So to start with the analysis process for the project 3 we are looking at Public Boston data which is the analysis of the various economic indicators for the city of boston, collected over months at a time for 7 years from 2013 to 2020.
We initially wanted to check what was possible in terms of making it possible to look at the data we wanted to see in terms of what we were actually really looking at because it was not going to be possible to look at nearly 8 different variables and looking at the type of input that would be shown by each.
Also we wanted to make sure that we kept the interaction to a minimum to start off with, which is basically individiually explore each parameter. What is happening in this data is that by month wise it does give us the information for a variety of different things for the city of boston that help indicate it’s major economic and social health.
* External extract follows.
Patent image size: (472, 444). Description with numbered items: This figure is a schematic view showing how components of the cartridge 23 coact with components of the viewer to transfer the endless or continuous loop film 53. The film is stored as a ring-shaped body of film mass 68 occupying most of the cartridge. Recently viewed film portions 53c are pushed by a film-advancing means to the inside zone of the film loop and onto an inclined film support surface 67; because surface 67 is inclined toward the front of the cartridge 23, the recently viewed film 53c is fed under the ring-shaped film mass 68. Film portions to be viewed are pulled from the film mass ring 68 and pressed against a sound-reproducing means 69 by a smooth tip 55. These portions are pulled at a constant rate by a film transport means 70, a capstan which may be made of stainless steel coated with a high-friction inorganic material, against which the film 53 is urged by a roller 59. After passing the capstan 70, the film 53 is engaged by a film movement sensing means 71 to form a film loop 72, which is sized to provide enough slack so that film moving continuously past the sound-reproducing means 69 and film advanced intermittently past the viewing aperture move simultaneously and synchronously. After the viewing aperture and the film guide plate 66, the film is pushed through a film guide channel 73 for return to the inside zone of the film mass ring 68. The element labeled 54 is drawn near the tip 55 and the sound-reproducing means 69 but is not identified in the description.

After looking at the entire data set we determined that there are not a lot of data points that we can use as it is a relatively small data set with only about 200 entries and nearly half of them are empty for a quite a few of the variables that have been described in the excel.
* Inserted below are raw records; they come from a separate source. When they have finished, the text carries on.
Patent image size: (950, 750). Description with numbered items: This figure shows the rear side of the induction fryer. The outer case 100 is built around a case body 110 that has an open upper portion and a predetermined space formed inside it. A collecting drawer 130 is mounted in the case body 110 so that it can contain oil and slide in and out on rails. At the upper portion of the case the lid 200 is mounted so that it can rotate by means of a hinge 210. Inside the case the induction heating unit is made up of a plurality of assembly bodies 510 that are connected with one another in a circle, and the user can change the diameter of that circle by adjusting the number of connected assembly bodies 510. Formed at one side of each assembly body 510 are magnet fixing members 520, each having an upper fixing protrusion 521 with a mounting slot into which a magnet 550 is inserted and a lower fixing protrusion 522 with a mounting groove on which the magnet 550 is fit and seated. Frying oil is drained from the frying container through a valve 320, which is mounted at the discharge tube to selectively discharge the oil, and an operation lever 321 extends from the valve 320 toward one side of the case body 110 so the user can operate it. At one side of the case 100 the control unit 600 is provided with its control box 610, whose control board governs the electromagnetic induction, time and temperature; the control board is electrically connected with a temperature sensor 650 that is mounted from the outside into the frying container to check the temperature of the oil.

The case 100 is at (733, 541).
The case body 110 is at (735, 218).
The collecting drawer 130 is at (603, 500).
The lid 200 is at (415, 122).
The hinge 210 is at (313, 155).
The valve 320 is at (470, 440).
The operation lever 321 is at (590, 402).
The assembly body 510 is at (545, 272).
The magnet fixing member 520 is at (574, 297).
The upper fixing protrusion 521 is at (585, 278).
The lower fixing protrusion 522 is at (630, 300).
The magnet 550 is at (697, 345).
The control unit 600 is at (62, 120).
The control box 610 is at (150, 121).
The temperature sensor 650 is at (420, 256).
Hence it would not make a lot of sense to try and fit statistical learning methods on this data to try and fit or predict any sort of model. However we will so far just look at the descriptive statistics of each of the columns to see if we can find anything worthwhile to look at.
Clearly plotting the distributions for a lot of this data would not show much except that there is a tendency around certain time periods and regions since a lot of this data is mostly indexed by time.